Although the genetic basis of Huntington’s disease (HD) is now well understood, a key question in understanding the mechanisms underlying the disorder is whether the disease results from a toxic gain-of-function in the mutant protein, and/or the loss of some key functions performed by the wild type protein. The huntingtin (htt) protein has been found to play an essential role during embryogenesis, since knockout Hdh mice do not survive gestation (Duyao et al., 1995; Nasir et al., 1995; Zeitlin et al., 1995). Reduction of htt to 50% endogenous levels produces viable mice with no overt phenotypes (Duyao et al., 1995; Zeitlin et al., 1995) however more detailed evaluation has revealed deficits in cognition and motor behavior (Nasir et al., 1995) raising the possibility that lowered htt starting in development may have adverse effects in the mouse. Furthermore, postnatal inactivation of htt in brain and testis produces a progressive behavioral phenotype, neurodegeneration, and reduced survival suggesting that htt is required for neuronal function and survival (Dragatsis et al., 2000).

Reduction of endogenous striatal htt using siRNA in rats expressing Htt171-82Q had no further detrimental effect on neuronal survival nor htt inclusion load indicating that partial inactivation of endogenous WT htt in the adult striatum (~50%) had no major impact on the course of HD pathology (Drouet et al, 2009). More research is needed to further explore the role of WT htt in the adult as well as to determine what level of adult WT htt knockdown will be permissible while attempting to reduce the mutant Htt protein.

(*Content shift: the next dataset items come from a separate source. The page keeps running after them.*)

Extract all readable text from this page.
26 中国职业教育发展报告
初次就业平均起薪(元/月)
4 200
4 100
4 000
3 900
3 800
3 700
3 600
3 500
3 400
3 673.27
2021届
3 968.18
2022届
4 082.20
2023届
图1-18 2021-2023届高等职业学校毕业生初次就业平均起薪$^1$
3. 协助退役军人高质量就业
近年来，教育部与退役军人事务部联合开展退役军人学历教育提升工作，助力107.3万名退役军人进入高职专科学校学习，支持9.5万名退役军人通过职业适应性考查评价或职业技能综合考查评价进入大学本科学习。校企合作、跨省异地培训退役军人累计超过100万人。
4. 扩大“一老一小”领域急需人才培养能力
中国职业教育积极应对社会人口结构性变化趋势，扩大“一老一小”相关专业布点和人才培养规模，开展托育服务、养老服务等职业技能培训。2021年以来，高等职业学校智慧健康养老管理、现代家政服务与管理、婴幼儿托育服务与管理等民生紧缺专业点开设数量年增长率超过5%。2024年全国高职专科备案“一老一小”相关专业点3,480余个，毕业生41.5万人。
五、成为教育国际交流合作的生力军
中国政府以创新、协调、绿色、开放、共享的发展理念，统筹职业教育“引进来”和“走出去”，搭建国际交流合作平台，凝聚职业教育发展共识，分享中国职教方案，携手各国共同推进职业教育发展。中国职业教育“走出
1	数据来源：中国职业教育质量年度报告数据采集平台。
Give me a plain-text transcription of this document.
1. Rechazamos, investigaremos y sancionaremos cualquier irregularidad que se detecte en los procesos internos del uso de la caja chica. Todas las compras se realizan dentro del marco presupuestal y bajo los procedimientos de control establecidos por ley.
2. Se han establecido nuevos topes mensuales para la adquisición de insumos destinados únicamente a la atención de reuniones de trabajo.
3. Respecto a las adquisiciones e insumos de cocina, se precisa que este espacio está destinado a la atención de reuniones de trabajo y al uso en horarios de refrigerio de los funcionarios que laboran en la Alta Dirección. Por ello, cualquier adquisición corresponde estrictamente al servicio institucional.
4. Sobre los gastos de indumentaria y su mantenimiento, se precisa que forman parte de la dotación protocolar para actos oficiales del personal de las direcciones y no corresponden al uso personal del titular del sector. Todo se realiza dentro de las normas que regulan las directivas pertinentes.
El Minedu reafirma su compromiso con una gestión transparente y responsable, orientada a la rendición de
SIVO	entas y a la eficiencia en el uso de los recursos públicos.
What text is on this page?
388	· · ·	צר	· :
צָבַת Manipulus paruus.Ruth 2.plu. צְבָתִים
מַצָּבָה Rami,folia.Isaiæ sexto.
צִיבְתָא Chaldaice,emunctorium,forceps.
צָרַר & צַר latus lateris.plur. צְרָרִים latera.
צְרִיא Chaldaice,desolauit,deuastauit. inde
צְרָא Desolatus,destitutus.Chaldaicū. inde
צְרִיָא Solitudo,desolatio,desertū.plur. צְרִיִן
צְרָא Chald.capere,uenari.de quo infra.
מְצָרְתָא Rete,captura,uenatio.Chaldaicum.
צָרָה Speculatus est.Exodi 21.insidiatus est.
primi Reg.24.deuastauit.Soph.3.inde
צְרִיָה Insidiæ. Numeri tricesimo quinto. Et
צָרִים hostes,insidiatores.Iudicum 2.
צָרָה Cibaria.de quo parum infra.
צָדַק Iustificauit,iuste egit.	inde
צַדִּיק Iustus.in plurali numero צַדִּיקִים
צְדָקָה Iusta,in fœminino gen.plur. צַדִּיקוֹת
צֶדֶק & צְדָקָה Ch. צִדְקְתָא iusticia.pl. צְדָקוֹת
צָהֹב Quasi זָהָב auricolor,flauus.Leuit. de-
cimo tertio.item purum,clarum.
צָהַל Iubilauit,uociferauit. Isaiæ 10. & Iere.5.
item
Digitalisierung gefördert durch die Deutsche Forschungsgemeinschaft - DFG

We present here the first comprehensive behavioral analysis of the effects of a conditional knock-down (starting at 4.5 weeks of age) of WT endogenous htt in adult mice in the absence of any potential mutant gain-of-function. The behavioral battery assessed the motor, general health, cognitive, emotional domains as well as the sensory motor capabilities. Knocking down the endogenous htt protein resulted in significant decrease in body weight and hyperactive behavior in the open field. In addition, significant cognitive, emotional and sensory gating abnormalities were detected in the knock-down mice. Knock-down mice presented an longer latency to fall from the rotarod. Retinal degeneration and/or cataracts were observed in the huntingtin knock-down mice doxycycline treated and untreated. MRI volumetric analysis detected significant reduction of volume of whole brain, striatum and hippocampus at 24 weeks of age in the knock-down mice. These data indicate that the disease mechanism may at least be partially driven by a loss-of-function in the htt protein.